Mas esa noche silenciosa, el llanto
de un niño me estremeció. Era un berreo que sin palabras claves
llamaba a su madre.
Cerré la ventana para no seguirlo escuchando,
pero el llanto creció en volumen cada vez, y al final lo escuché
bajo mi ventana.
No debí hacerlo, y sin embargo terminé por abrirla de
nuevo: vi la cabeza negra, arrastrándose verticalmente para entrar
en mi cuarto.
Me quedé paralizada hasta que esa cosa me tocó una de
las manos con que sostenía la ventana. No sólo la deje caer, sino
que la alcé una y otra vez, aplastando con los bordes de madera esa
cabeza negra; a la vez humana y a la vez como una serpiente. Sus ojos
eran dos carbones encendidos que derramaban lágrimas de sangre. Sus
labios carnosos con lengua dividida, su cuerpo alargado arriba y
curvilíneo en la parte de abajo.
No deje de gritar hasta que mi
padre derribó la puerta de mi cuarto y me cargó entre sus brazos
para alejarme de los postigos que yo no dejaba de aporrear.
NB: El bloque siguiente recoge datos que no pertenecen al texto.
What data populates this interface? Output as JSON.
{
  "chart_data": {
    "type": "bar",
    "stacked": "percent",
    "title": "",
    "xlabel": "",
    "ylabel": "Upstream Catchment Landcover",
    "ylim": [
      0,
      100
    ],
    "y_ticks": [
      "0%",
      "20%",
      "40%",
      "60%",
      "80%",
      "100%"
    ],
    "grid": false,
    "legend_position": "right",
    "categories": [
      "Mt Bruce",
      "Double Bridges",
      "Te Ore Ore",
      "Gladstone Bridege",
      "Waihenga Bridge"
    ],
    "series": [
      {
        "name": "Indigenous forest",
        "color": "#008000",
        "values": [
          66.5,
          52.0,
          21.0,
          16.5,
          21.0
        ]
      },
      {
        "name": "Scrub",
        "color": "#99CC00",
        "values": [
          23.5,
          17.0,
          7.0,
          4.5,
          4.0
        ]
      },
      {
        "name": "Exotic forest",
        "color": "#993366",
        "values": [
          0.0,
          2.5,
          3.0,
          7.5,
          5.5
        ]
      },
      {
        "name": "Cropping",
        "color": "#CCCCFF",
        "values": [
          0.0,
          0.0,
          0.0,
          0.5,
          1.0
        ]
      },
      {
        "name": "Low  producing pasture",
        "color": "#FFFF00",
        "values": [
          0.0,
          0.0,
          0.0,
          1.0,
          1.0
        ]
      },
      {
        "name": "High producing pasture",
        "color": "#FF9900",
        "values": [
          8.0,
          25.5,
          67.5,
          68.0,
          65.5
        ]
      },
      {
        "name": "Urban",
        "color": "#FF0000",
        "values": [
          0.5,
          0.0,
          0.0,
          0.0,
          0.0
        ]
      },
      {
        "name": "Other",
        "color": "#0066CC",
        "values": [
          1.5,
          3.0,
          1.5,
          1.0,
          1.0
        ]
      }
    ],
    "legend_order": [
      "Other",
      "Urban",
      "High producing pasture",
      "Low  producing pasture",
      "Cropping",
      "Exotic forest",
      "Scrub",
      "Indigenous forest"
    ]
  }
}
—¿Qué le pasa a la niña? —La voz de mi madre me llegaba de lejos.
—Estaba
luchando contra un animal. —Le respondió mi padre—. No pude ver
bien que era, pero vi su sombra caer al patio y alejarse reptando.
—
¿Estás bien querida? ¿Te mordió? ¿Te picó?
—La
sangre creo que es del animal. Aunque no me sorprendería que se haya
roto un dedo ella misma estampillando la ventana de esa manera.
—No
podemos estar seguros. ¿No viste qué animal era?
Mi
padre no supo que responder, y yo menos. No puedo creer que lo haya
dejado escapar con vida. No era una mujer, me repito cada noche.
No
era mi hija, e incluso si lo es, la próxima vez que me busqué no
será para abrazar a su mamá.
Vendrá por mí, a matarme, por
haberla rechazado de esa forma.
El
llanto se viene oyendo desde hace unas noches. Y cada vez,
está más cerca.
Nota del autor
Desde hoy hasta el miércoles publicaré cuatro cuentos, aunque no los pondré en la sección de literatura porque estaré ocupado esta semana, luego les diré con que. El Jueves, si todo sale bien, subiré otro vídeo gracioso, ya lo grabé y creo que quedó mejor que el del matrimonio arreglado, pero todavía no termino de editarlo.
Sobre este cuento, creo que es corto y directo, como le corresponde a una buena historia de terror, en ese sentido creo que quedó bien logrado. Me gusta narrar desde la perspectiva de una mujer, es como una especie de divertido juego de escritor.